Greta did not believe he could sink any lower than he already had, but telling her to go to hell compounded her pain and anger so much she could endure no more, pulling her hand back to slap Heinrich again. He blocked it, which added frustration to her boiling rage, and she knocked his hand away, slapping him again and again, first with her right hand, then her left. Red whelps appeared on his pasty white skin, but she did not care. They were nothing compared to the pain Heinrich had inflicted on her.
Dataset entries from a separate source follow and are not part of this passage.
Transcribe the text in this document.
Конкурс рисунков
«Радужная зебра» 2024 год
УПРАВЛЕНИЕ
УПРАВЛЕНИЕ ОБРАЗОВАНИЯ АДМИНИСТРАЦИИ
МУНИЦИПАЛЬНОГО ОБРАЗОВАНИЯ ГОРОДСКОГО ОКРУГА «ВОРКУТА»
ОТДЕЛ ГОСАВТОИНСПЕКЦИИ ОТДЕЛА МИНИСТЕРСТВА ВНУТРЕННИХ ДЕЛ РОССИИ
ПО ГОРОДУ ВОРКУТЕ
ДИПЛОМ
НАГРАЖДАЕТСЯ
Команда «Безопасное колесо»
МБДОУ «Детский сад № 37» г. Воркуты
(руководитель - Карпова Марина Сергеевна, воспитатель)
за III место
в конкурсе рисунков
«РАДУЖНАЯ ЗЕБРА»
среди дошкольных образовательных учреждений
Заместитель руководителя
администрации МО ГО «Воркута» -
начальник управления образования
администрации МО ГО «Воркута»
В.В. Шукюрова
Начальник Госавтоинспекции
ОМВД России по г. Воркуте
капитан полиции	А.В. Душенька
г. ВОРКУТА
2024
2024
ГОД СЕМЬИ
“You were the big Nazi! Big—what you call it? Gestapo! You killed Hans and got away with it? Who else did you kill? How many other men did my husband murder?”
“Greta.” Tears began to well in Heinrich’s eyes. “Stop.”
“You’re no big Nazi now.” Her slaps became more intense. “You’re an old man! You don’t tell nobody nothing.” She pushed him to the floor. “Now get to bed.”
“I can’t get up.”
“Then crawl,” Greta snarled, kicking Heinrich in his rear. “I don’t carry you no more.”
“Greta.” Heinrich pleaded, “No. I feel sick.”
“No more lies.” She reached his groin with her next kick, causing him to jump and start crawling. “Move.”
“No, Greta,” he sputtered between sobs.
“Move.”
“Greta, please.”
But the kicks were unrelenting, and with the agility of a wounded elephant Heinrich crept on his hands and knees to their bedroom. When they reached the door, Greta placed her foot on his sagging buttocks and pushed, sending him sliding into the bedpost.
“Now get into that bed.”
“Yes, Greta,” Heinrich said with defeat in his voice. He crawled into the bed and pulled the covers around him.
“Now you shut up or I’ll hit you again.” Greta wagged her finger in his face. She turned and marched out, as Heinrich dissolved in a flood of tears.